Tomorrow will shower me with memories of the first time my eyes met yours, 
The first time I took in your smile, 
Your laughter. 
And the tears that I now cry are the raindrops which feed the earth's rivers and streams and oceans. 
The chasm in my chest will over throw all emotion and show me what I've now done, 
I don't think I'll be able to look at Pokémon the same way for quite some time, now.
How will I be able to replace the smell of Camel Crushes on your breath when I crave you so desperately?
I think Star Wars will be on that list of things I can't look at, as well. 
Now as I pathetically write my heart out to the world about my pained desires for you, 
How will I replace your scratchy beard and silver glinted eyes?
Even now, I don't think I could save your lost soul. 
If I kissed you, would you remember? 
If I loved you, would you forget?
Forget of how selfishly I treated you, 
And how hastily I threw you away?
Though in the end, that was you who drove me into such a 
Rage that I didn't think seeing red was possible anymore when all I could see was
Black as my charcoal eye lined eyes.
Will you still remember the once-in-a-lifetime electrifying kiss, 
That made my heart beat so intensely with love, 
The way that I remember it?
The breathy moan that escaped my lips as you silently whispered into my ear and heart
"Behave, don't over excite yourself", 
And the small sigh that I expelled as I escaped into the base of your neck?
Will I forever be forced to carry a memory, 
that for days made me shudder in pleasure, 
at just the thought of you brushing your tongue so gently against my lips, and slowly, 
reluctantly, 
retreated back between your own?
But now, as this heartbroken cry comes to a close, 
I'm guessing this is goodbye. 
And in your closing words, darling, 
"I don't want love, I want pain and despair."
If only you knew that I too carry your burden.

Cynicism

I've been pondering these words for a long while, 
And it seems that everyday that passes by I can't help but feel jilted but this lifetime. 
When we were young we had so much to hope for, back when the world was green and filled with possibility. 
But now as I trudge on I can't help but be cynical to this whole idea of living and dreaming as the norm would see fit. 

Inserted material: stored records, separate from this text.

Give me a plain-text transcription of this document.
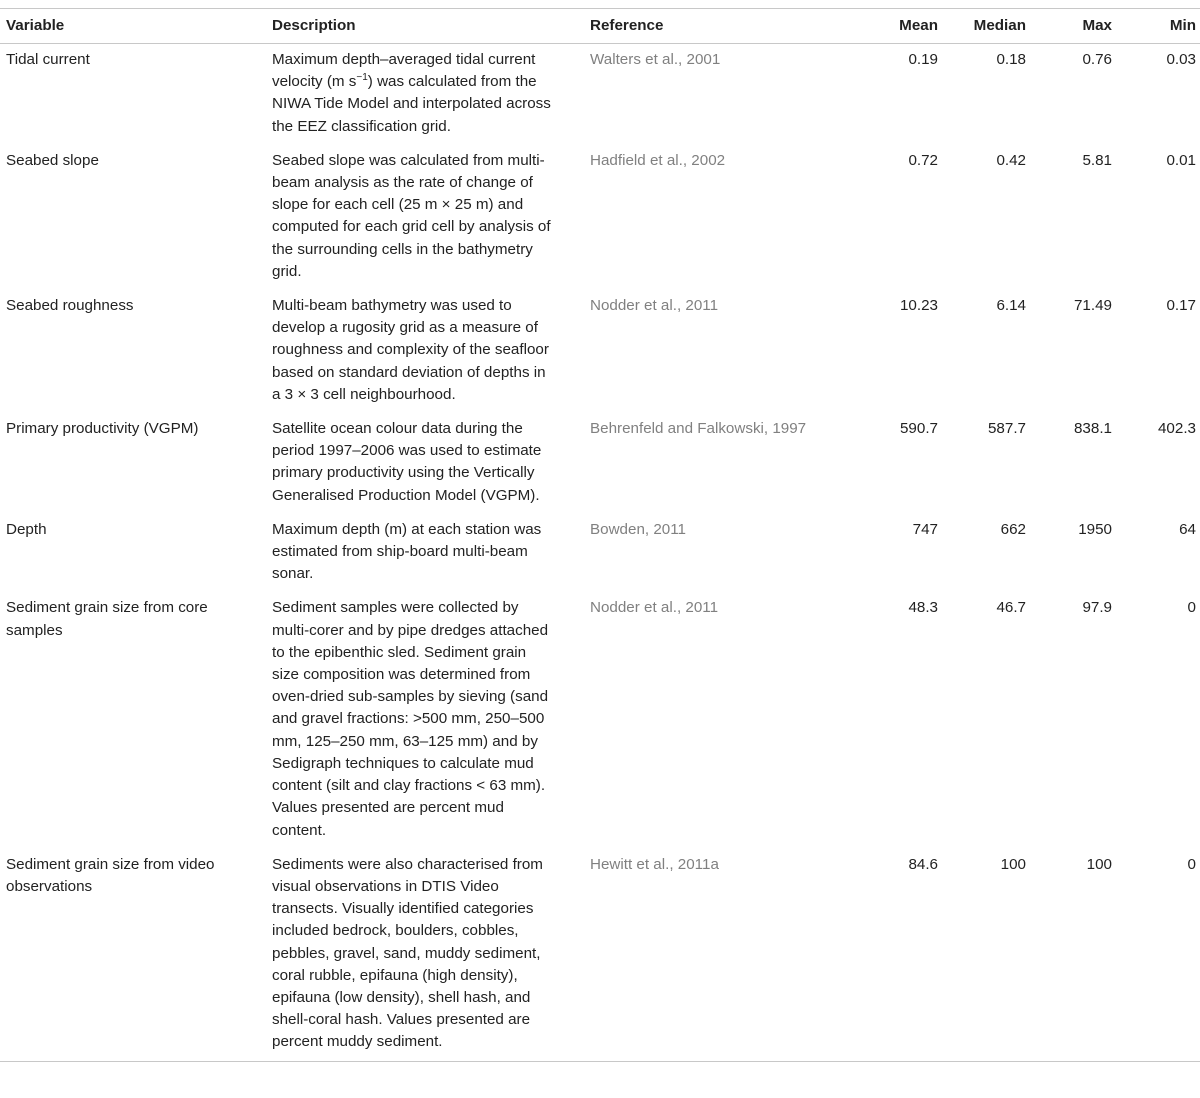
Variable	Description	Reference	Mean	Median	Max	Min
Tidal current	Maximum depth–averaged tidal current velocity (m $s^{-1}$) was calculated from the NIWA Tide Model and interpolated across the EEZ classification grid.	Walters et al., 2001	0.19	0.18	0.76	0.03
Seabed slope	Seabed slope was calculated from multi-beam analysis as the rate of change of slope for each cell (25 m × 25 m) and computed for each grid cell by analysis of the surrounding cells in the bathymetry grid.	Hadfield et al., 2002	0.72	0.42	5.81	0.01
Seabed roughness	Multi-beam bathymetry was used to develop a rugosity grid as a measure of roughness and complexity of the seafloor based on standard deviation of depths in a 3 × 3 cell neighbourhood.	Nodder et al., 2011	10.23	6.14	71.49	0.17
Primary productivity (VGPM)	Satellite ocean colour data during the period 1997–2006 was used to estimate primary productivity using the Vertically Generalised Production Model (VGPM).	Behrenfeld and Falkowski, 1997	590.7	587.7	838.1	402.3
Depth	Maximum depth (m) at each station was estimated from ship-board multi-beam sonar.	Bowden, 2011	747	662	1950	64
Sediment grain size from core samples	Sediment samples were collected by multi-corer and by pipe dredges attached to the epibenthic sled. Sediment grain size composition was determined from oven-dried sub-samples by sieving (sand and gravel fractions: >500 mm, 250–500 mm, 125–250 mm, 63–125 mm) and by Sedigraph techniques to calculate mud content (silt and clay fractions < 63 mm). Values presented are percent mud content.	Nodder et al., 2011	48.3	46.7	97.9	0
Sediment grain size from video observations	Sediments were also characterised from visual observations in DTIS Video transects. Visually identified categories included bedrock, boulders, cobbles, pebbles, gravel, sand, muddy sediment, coral rubble, epifauna (high density), epifauna (low density), shell hash, and shell-coral hash. Values presented are percent muddy sediment.	Hewitt et al., 2011a	84.6	100	100	0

I miss the days when laughter was free and our hearts held no grudge, 
As we have grown jovial comradely is rare and our once pure hearts grew black with despair. 
I don't wish to live in the past but how can I live in a future of which I see no good? 

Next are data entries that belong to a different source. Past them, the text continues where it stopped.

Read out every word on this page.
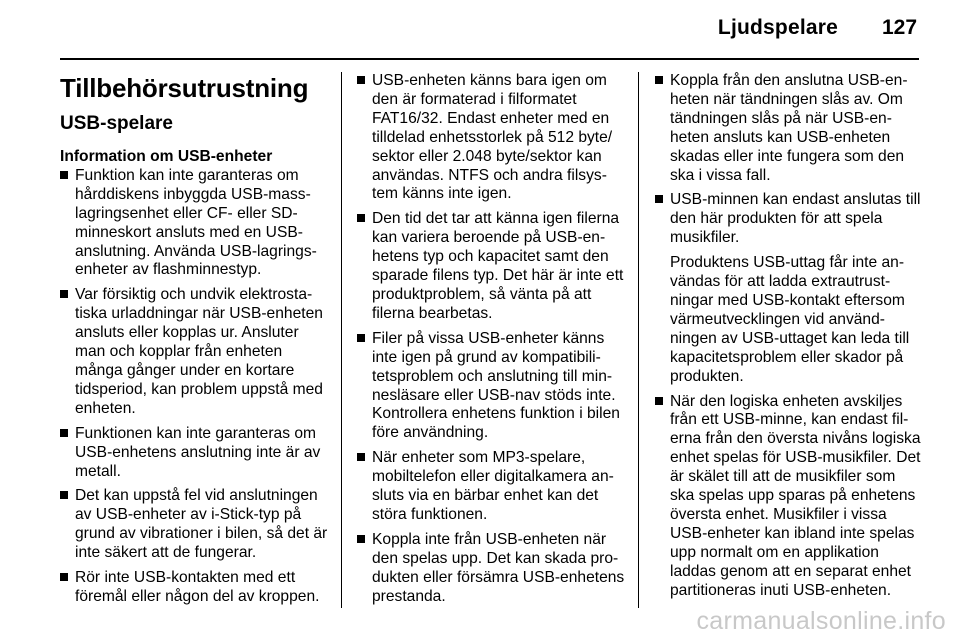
Ljudspelare 127
Tillbehörsutrustning
USB-spelare
Information om USB-enheter
Funktion kan inte garanteras om hårddiskens inbyggda USB-masslagringsenhet eller CF- eller SD-minneskort ansluts med en USB-anslutning. Använda USB-lagringsenheter av flashminnestyp.
Var försiktig och undvik elektrostatiska urladdningar när USB-enheten ansluts eller kopplas ur. Ansluter man och kopplar från enheten många gånger under en kortare tidsperiod, kan problem uppstå med enheten.
Funktionen kan inte garanteras om USB-enhetens anslutning inte är av metall.
Det kan uppstå fel vid anslutningen av USB-enheter av i-Stick-typ på grund av vibrationer i bilen, så det är inte säkert att de fungerar.
Rör inte USB-kontakten med ett föremål eller någon del av kroppen.
USB-enheten känns bara igen om den är formaterad i filformatet FAT16/32. Endast enheter med en tilldelad enhetsstorlek på 512 byte/ sektor eller 2.048 byte/sektor kan användas. NTFS och andra filsystem känns inte igen.
Den tid det tar att känna igen filerna kan variera beroende på USB-enhetens typ och kapacitet samt den sparade filens typ. Det här är inte ett produktproblem, så vänta på att filerna bearbetas.
Filer på vissa USB-enheter känns inte igen på grund av kompatibilitetsproblem och anslutning till minnesläsare eller USB-nav stöds inte. Kontrollera enhetens funktion i bilen före användning.
När enheter som MP3-spelare, mobiltelefon eller digitalkamera ansluts via en bärbar enhet kan det störa funktionen.
Koppla inte från USB-enheten när den spelas upp. Det kan skada produkten eller försämra USB-enhetens prestanda.
Koppla från den anslutna USB-enheten när tändningen slås av. Om tändningen slås på när USB-enheten ansluts kan USB-enheten skadas eller inte fungera som den ska i vissa fall.
USB-minnen kan endast anslutas till den här produkten för att spela musikfiler.
Produktens USB-uttag får inte användas för att ladda extrautrustningar med USB-kontakt eftersom värmeutvecklingen vid användningen av USB-uttaget kan leda till kapacitetsproblem eller skador på produkten.
När den logiska enheten avskiljes från ett USB-minne, kan endast filerna från den översta nivåns logiska enhet spelas för USB-musikfiler. Det är skälet till att de musikfiler som ska spelas upp sparas på enhetens översta enhet. Musikfiler i vissa USB-enheter kan ibland inte spelas upp normalt om en applikation laddas genom att en separat enhet partitioneras inuti USB-enheten.
carmanualsonline.info
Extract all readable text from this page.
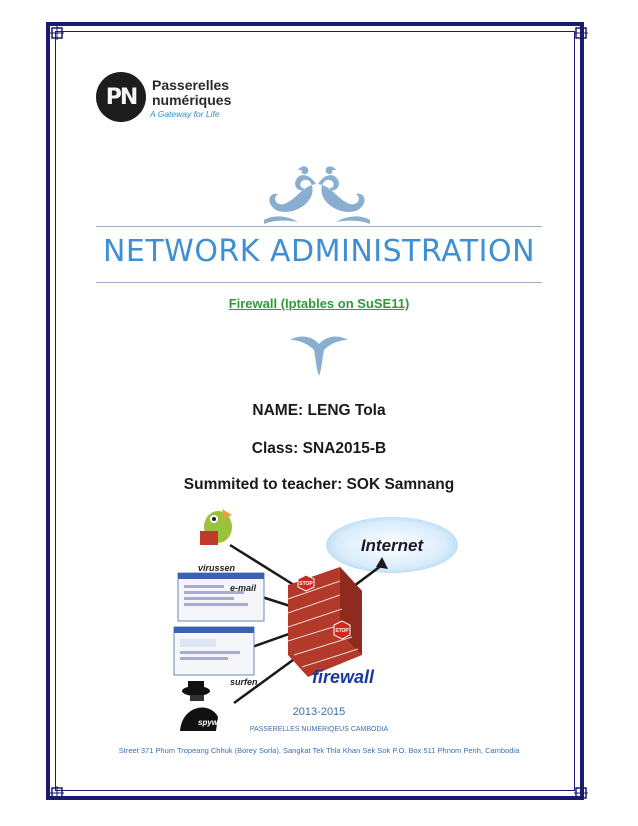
PN Passerelles
numériques
A Gateway for Life
NETWORK ADMINISTRATION
Firewall (Iptables on SuSE11)
NAME: LENG Tola
Class: SNA2015-B
Summited to teacher: SOK Samnang
Internet
STOP
STOP
firewall
virussen
e-mail
surfen
spyware
2013-2015
PASSERELLES NUMERIQEUS CAMBODIA
Street 371 Phum Tropeang Chhuk (Borey Sorla), Sangkat Tek Thla Khan Sek Sok P.O. Box 511 Phnom Penh, Cambodia
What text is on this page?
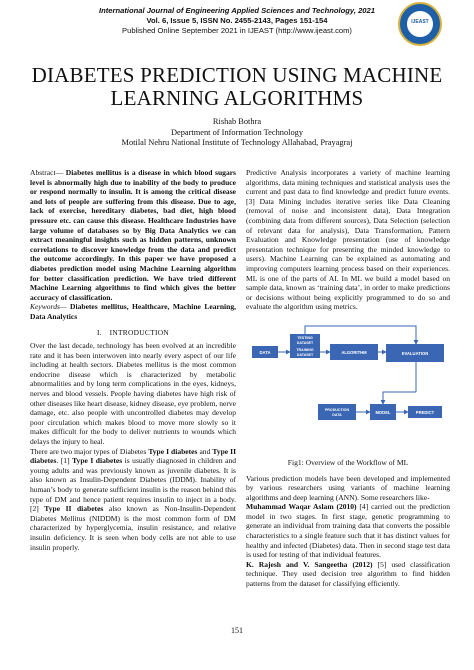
International Journal of Engineering Applied Sciences and Technology, 2021
Vol. 6, Issue 5, ISSN No. 2455-2143, Pages 151-154
Published Online September 2021 in IJEAST (http://www.ijeast.com)
IJEAST
DIABETES PREDICTION USING MACHINE
LEARNING ALGORITHMS
Rishab Bothra
Department of Information Technology
Motilal Nehru National Institute of Technology Allahabad, Prayagraj

Abstract— Diabetes mellitus is a disease in which blood sugars level is abnormally high due to inability of the body to produce or respond normally to insulin. It is among the critical disease and lots of people are suffering from this disease. Due to age, lack of exercise, hereditary diabetes, bad diet, high blood pressure etc. can cause this disease. Healthcare Industries have large volume of databases so by Big Data Analytics we can extract meaningful insights such as hidden patterns, unknown correlations to discover knowledge from the data and predict the outcome accordingly. In this paper we have proposed a diabetes prediction model using Machine Learning algorithm for better classification prediction. We have tried different Machine Learning algorithms to find which gives the better accuracy of classification.

Keywords— Diabetes mellitus, Healthcare, Machine Learning, Data Analytics

I. INTRODUCTION

Over the last decade, technology has been evolved at an incredible rate and it has been interwoven into nearly every aspect of our life including at health sectors. Diabetes mellitus is the most common endocrine disease which is characterized by metabolic abnormalities and by long term complications in the eyes, kidneys, nerves and blood vessels. People having diabetes have high risk of other diseases like heart disease, kidney disease, eye problem, nerve damage, etc. also people with uncontrolled diabetes may develop poor circulation which makes blood to move more slowly so it makes difficult for the body to deliver nutrients to wounds which delays the injury to heal.

There are two major types of Diabetes Type I diabetes and Type II diabetes. [1] Type I diabetes is usually diagnosed in children and young adults and was previously known as juvenile diabetes. It is also known as Insulin-Dependent Diabetes (IDDM). Inability of human’s body to generate sufficient insulin is the reason behind this type of DM and hence patient requires insulin to inject in a body. [2] Type II diabetes also known as Non-Insulin-Dependent Diabetes Mellitus (NIDDM) is the most common form of DM characterized by hyperglycemia, insulin resistance, and relative insulin deficiency. It is seen when body cells are not able to use insulin properly.

Predictive Analysis incorporates a variety of machine learning algorithms, data mining techniques and statistical analysis uses the current and past data to find knowledge and predict future events.[3] Data Mining includes iterative series like Data Cleaning (removal of noise and inconsistent data), Data Integration (combining data from different sources), Data Selection (selection of relevant data for analysis), Data Transformation, Pattern Evaluation and Knowledge presentation (use of knowledge presentation technique for presenting the minded knowledge to users). Machine Learning can be explained as automating and improving computers learning process based on their experiences. ML is one of the parts of AI. In ML we build a model based on sample data, known as ‘training data’, in order to make predictions or decisions without being explicitly programmed to do so and evaluate the algorithm using metrics.

TESTING
DATASET
DATA	TRAINING
DATASET	ALGORITHM	EVALUATION
PRODUCTION
DATA	MODEL	PREDICT
Fig1: Overview of the Workflow of ML

Various prediction models have been developed and implemented by various researchers using variants of machine learning algorithms and deep learning (ANN). Some researchers like-

Muhammad Waqar Aslam (2010) [4] carried out the prediction model in two stages. In first stage, genetic programming to generate an individual from training data that converts the possible characteristics to a single feature such that it has distinct values for healthy and infected (Diabetes) data. Then in second stage test data is used for testing of that individual features.

K. Rajesh and V. Sangeetha (2012) [5] used classification technique. They used decision tree algorithm to find hidden patterns from the dataset for classifying efficiently.

151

It's as if the days we used to laugh and giggle away take a century to pass, 
And the very glue which held us together is now the reason we are on opposite ends. 

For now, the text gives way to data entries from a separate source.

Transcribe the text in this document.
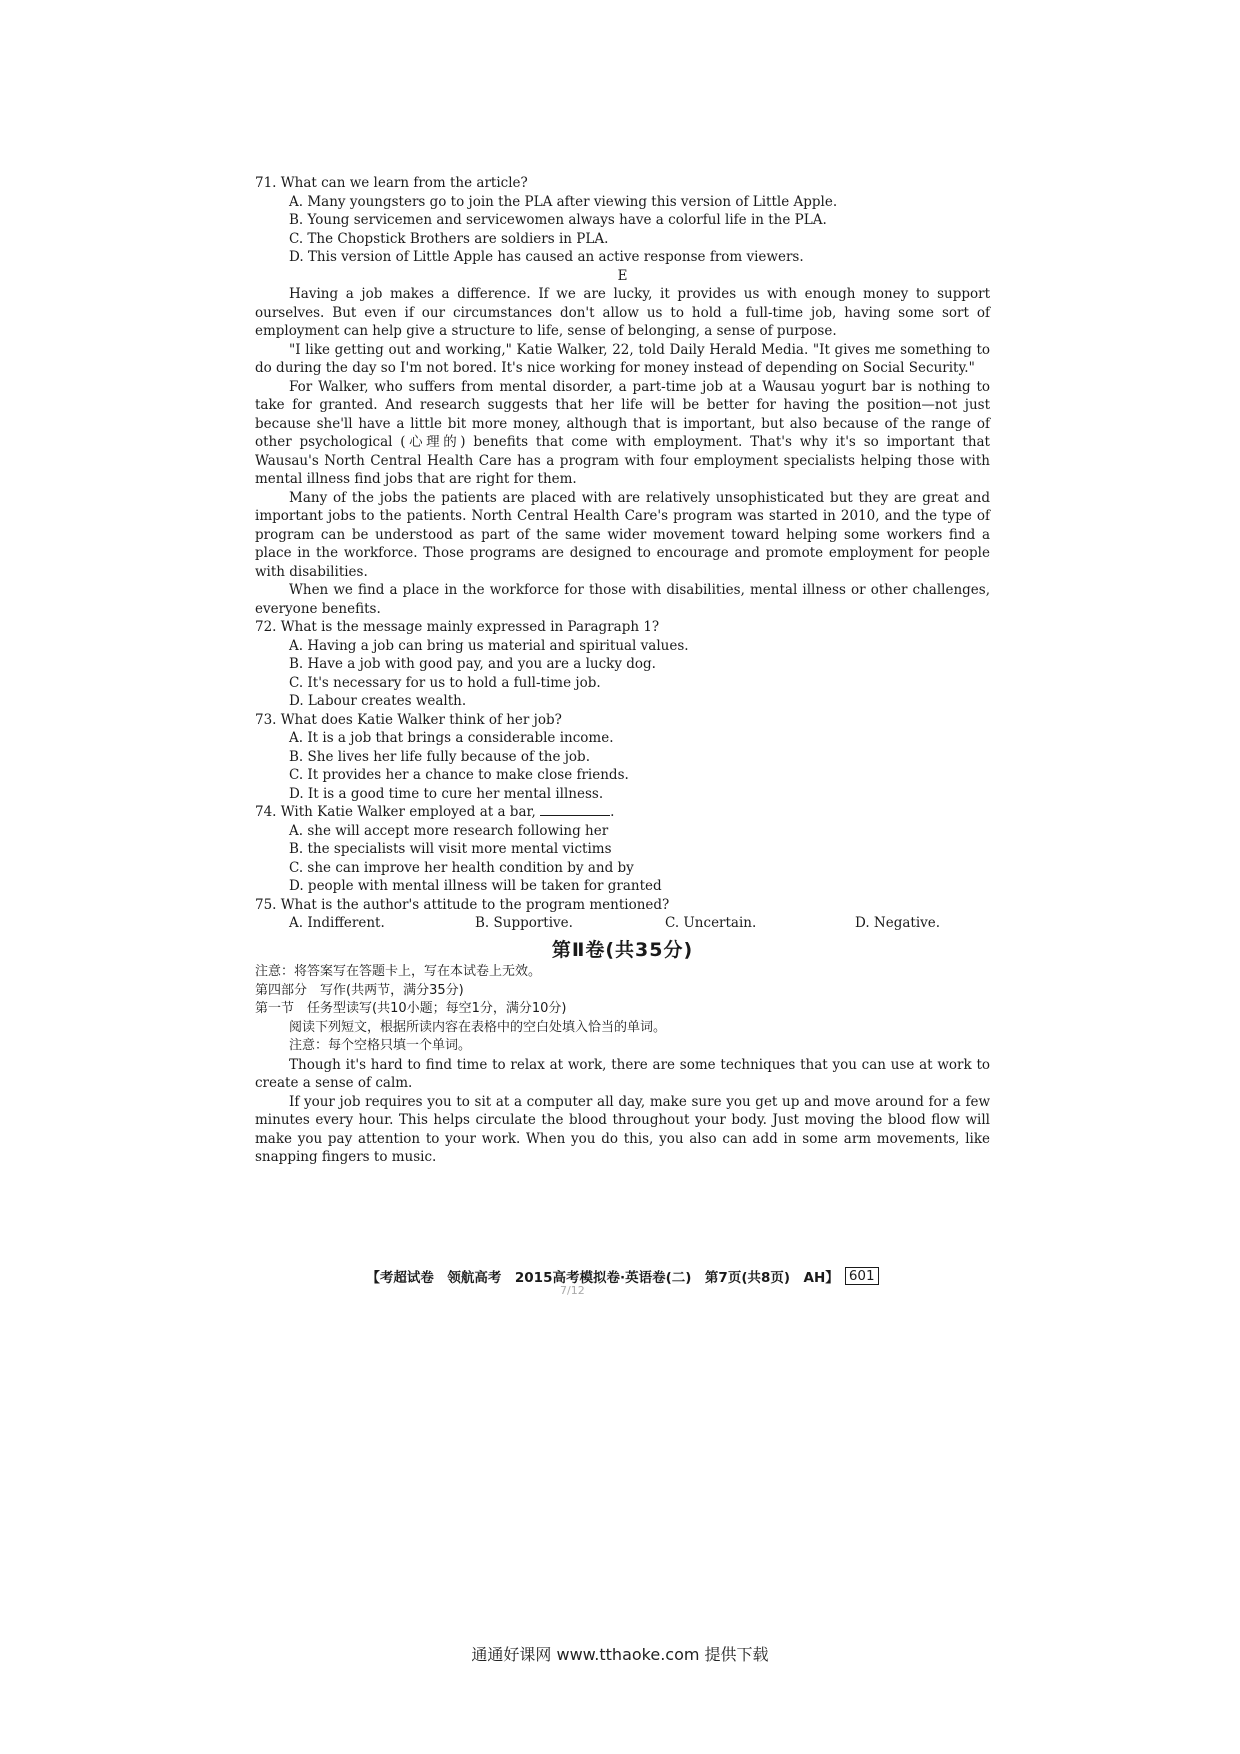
71. What can we learn from the article?

A. Many youngsters go to join the PLA after viewing this version of Little Apple.

B. Young servicemen and servicewomen always have a colorful life in the PLA.

C. The Chopstick Brothers are soldiers in PLA.

D. This version of Little Apple has caused an active response from viewers.

E

Having a job makes a difference. If we are lucky, it provides us with enough money to support ourselves. But even if our circumstances don't allow us to hold a full-time job, having some sort of employment can help give a structure to life, sense of belonging, a sense of purpose.

"I like getting out and working," Katie Walker, 22, told Daily Herald Media. "It gives me something to do during the day so I'm not bored. It's nice working for money instead of depending on Social Security."

For Walker, who suffers from mental disorder, a part-time job at a Wausau yogurt bar is nothing to take for granted. And research suggests that her life will be better for having the position—not just because she'll have a little bit more money, although that is important, but also because of the range of other psychological (心理的) benefits that come with employment. That's why it's so important that Wausau's North Central Health Care has a program with four employment specialists helping those with mental illness find jobs that are right for them.

Many of the jobs the patients are placed with are relatively unsophisticated but they are great and important jobs to the patients. North Central Health Care's program was started in 2010, and the type of program can be understood as part of the same wider movement toward helping some workers find a place in the workforce. Those programs are designed to encourage and promote employment for people with disabilities.

When we find a place in the workforce for those with disabilities, mental illness or other challenges, everyone benefits.

72. What is the message mainly expressed in Paragraph 1?

A. Having a job can bring us material and spiritual values.

B. Have a job with good pay, and you are a lucky dog.

C. It's necessary for us to hold a full-time job.

D. Labour creates wealth.

73. What does Katie Walker think of her job?

A. It is a job that brings a considerable income.

B. She lives her life fully because of the job.

C. It provides her a chance to make close friends.

D. It is a good time to cure her mental illness.

74. With Katie Walker employed at a bar,	.

A. she will accept more research following her

B. the specialists will visit more mental victims

C. she can improve her health condition by and by

D. people with mental illness will be taken for granted

75. What is the author's attitude to the program mentioned?

A. Indifferent.	B. Supportive.	C. Uncertain.	D. Negative.
第Ⅱ卷(共35分)

注意：将答案写在答题卡上，写在本试卷上无效。

第四部分　写作(共两节，满分35分)

第一节　任务型读写(共10小题；每空1分，满分10分)

阅读下列短文，根据所读内容在表格中的空白处填入恰当的单词。

注意：每个空格只填一个单词。

Though it's hard to find time to relax at work, there are some techniques that you can use at work to create a sense of calm.

If your job requires you to sit at a computer all day, make sure you get up and move around for a few minutes every hour. This helps circulate the blood throughout your body. Just moving the blood flow will make you pay attention to your work. When you do this, you also can add in some arm movements, like snapping fingers to music.

【考超试卷　领航高考　2015高考模拟卷·英语卷(二)　第7页(共8页)　AH】 601
7/12
通通好课网 www.tthaoke.com 提供下载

If only words could bring us back together.

Frankenstein's Pride

There's so much I want to say,
And this time, I just don't know how to say it.
I miss you,
But I hate you.
I'm so ashamed.
But not of what I've done, 
but by what's been done to me.
Pride, it's a tricky thing. 
Instead of getting the help I so desperately need,
I'd rather just hide it all away. 
I wish that one day you could see past these scars, 
these mistakes, 
this shame.
I've made my fair share of mistakes,
there is no denying that. 
I've created a monster in you,
like Frankenstein created his Monster. 
There's no one to witness, but you and I.
For once in my life, I wish I had put the chemistry set down, 
stopped creating the perfect soldier,
and looked after the little girl within.
You once said I hurt him first,
yet,
you lied.
I know you did.
I want to stop playing this game in the worst way,
and just live our lives out, 
together. 
But it looks like you've made your choice,
and I, mine. 
I'm sorry, comrade, 
but I'm done trying to fix something that you insist isn't broken.